ただ一定の期間が空いて久々にプールに入って泳ぐと、何もつかんでないというか、「水を触っているんだろうか?」と思うほどになります。まずはこの感覚を取り戻さなければならないのです。
泳ぎの感覚とともに、筋力も落ちてしまいます。例えばオフ明けで体幹トレーニングを1時間やるだけでも筋肉痛になりますし、ベースの体力を取り戻すためにはだいたい1カ月くらいかかるかな、という記憶があります。また左膝をケガした際には筋力が落ちて、左右の足周りの筋肉が5cmほど違ったこともありました。
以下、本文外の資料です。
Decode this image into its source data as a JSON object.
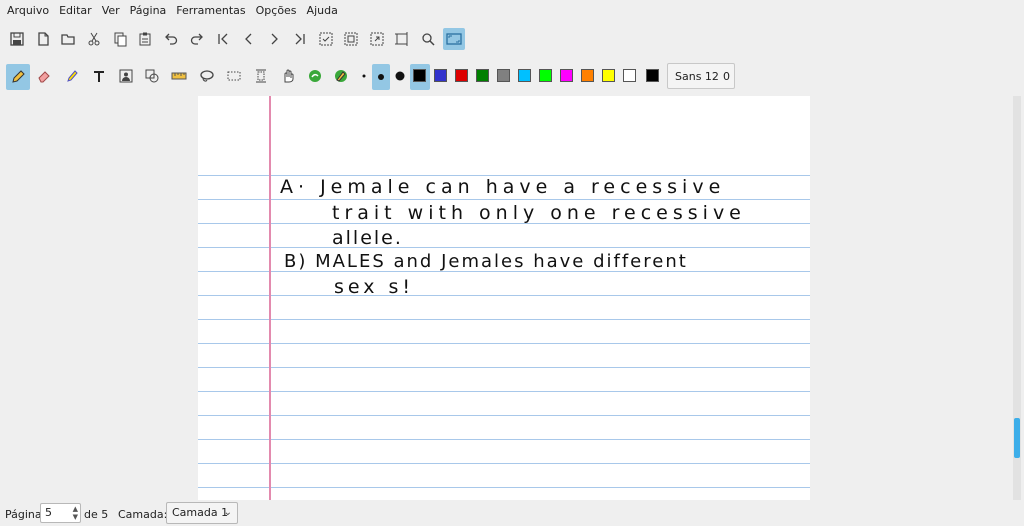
{
  "menu": [
    "Arquivo",
    "Editar",
    "Ver",
    "Página",
    "Ferramentas",
    "Opções",
    "Ajuda"
  ],
  "toolbar_main": [
    {
      "icon": "save-icon"
    },
    {
      "icon": "new-document-icon"
    },
    {
      "icon": "open-folder-icon"
    },
    {
      "icon": "cut-icon"
    },
    {
      "icon": "copy-icon"
    },
    {
      "icon": "paste-icon"
    },
    {
      "icon": "undo-icon"
    },
    {
      "icon": "redo-icon"
    },
    {
      "icon": "first-page-icon"
    },
    {
      "icon": "previous-page-icon"
    },
    {
      "icon": "next-page-icon"
    },
    {
      "icon": "last-page-icon"
    },
    {
      "icon": "zoom-fit-icon"
    },
    {
      "icon": "zoom-width-icon"
    },
    {
      "icon": "zoom-select-icon"
    },
    {
      "icon": "fullscreen-icon"
    },
    {
      "icon": "zoom-icon"
    },
    {
      "icon": "presentation-icon"
    }
  ],
  "toolbar_tools": [
    {
      "icon": "pen-icon",
      "active": true
    },
    {
      "icon": "eraser-icon"
    },
    {
      "icon": "highlighter-icon"
    },
    {
      "icon": "text-icon"
    },
    {
      "icon": "image-icon"
    },
    {
      "icon": "shapes-icon"
    },
    {
      "icon": "ruler-icon"
    },
    {
      "icon": "lasso-icon"
    },
    {
      "icon": "rect-select-icon"
    },
    {
      "icon": "vertical-space-icon"
    },
    {
      "icon": "hand-icon"
    },
    {
      "icon": "shape-recognizer-icon"
    },
    {
      "icon": "default-tool-icon"
    }
  ],
  "pen_sizes": [
    "fine",
    "medium",
    "thick"
  ],
  "colors": [
    "#000000",
    "#3333cc",
    "#dd0000",
    "#008000",
    "#808080",
    "#00c0ff",
    "#00ff00",
    "#ff00ff",
    "#ff8000",
    "#ffff00",
    "#ffffff"
  ],
  "selected_color": "#000000",
  "font_button": {
    "name": "Sans 12",
    "size": "0"
  },
  "handwriting": [
    "A· Jemale  can have  a recessive",
    "trait  with  only  one recessive",
    "allele.",
    "B)  MALES and  Jemales  have different",
    "sex  s!"
  ],
  "status": {
    "page_label": "Página",
    "page_value": "5",
    "page_total": "de 5",
    "layer_label": "Camada:",
    "layer_value": "Camada 1"
  }
}
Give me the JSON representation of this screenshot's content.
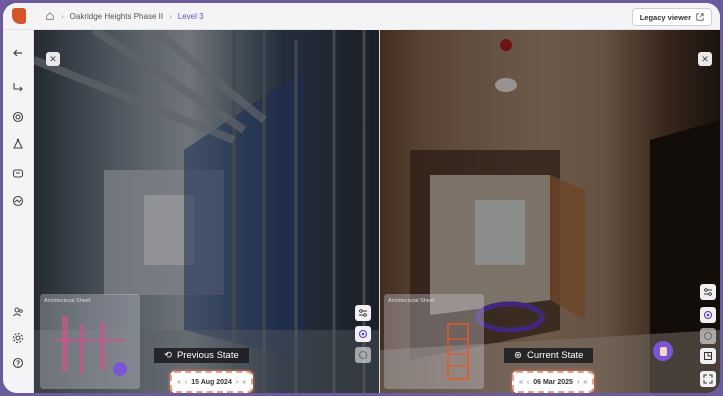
{
  "header": {
    "breadcrumbs": [
      "Oakridge Heights Phase II",
      "Level 3"
    ],
    "legacy_label": "Legacy viewer"
  },
  "left_pane": {
    "state_label": "Previous State",
    "date": "15 Aug 2024",
    "minimap_title": "Architectural Sheet"
  },
  "right_pane": {
    "state_label": "Current State",
    "date": "06 Mar 2025",
    "minimap_title": "Architectural Sheet"
  },
  "colors": {
    "accent": "#6a4fc9",
    "brand": "#d4552a",
    "date_highlight": "#e8a089"
  },
  "icons": [
    "home-icon",
    "back-arrow-icon",
    "route-icon",
    "target-icon",
    "triangle-nodes-icon",
    "chat-icon",
    "activity-icon",
    "users-icon",
    "settings-icon",
    "help-icon",
    "close-icon",
    "history-icon",
    "compass-icon",
    "sliders-icon",
    "crosshair-icon",
    "circle-icon",
    "floorplan-icon",
    "fullscreen-icon",
    "external-link-icon",
    "chevron-down-icon"
  ]
}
それを踏まえれば、池江選手の復帰の道のりがどれだけ異例であるかが、分かってもらえるでしょう。
筋力がゼロに近い状態になったと推測される中で
池江選手はケガや休暇でブランクが空いたのではなく、白血病の治療でまったくトレーニングができなかった。例えば膝のケガであれば上半身は動かせます。ただ池江選手の場合は内臓も含めて、身体全体が衰えた状態になっていたのではないかと推測されますし、元のピークから考えれば、その筋力はほとんどゼロに近いと思います。
そこから競技復帰してこれまでの成績を残した秘訣は……きっと「これまでの感覚を一度、自分の中で忘れた」のではないかなと思っています。
彼女は"切り替える強さ"というか、良かった頃にとらわれない考え方ができる。スランプに陥る選手は「いい時の自分」を追いかけがちなのですが、継続して飛びぬけた結果を残せる選手は、心身ともにアップデートできる能力があります。
私の現役時代で言えば……北島康介さんがそうでした。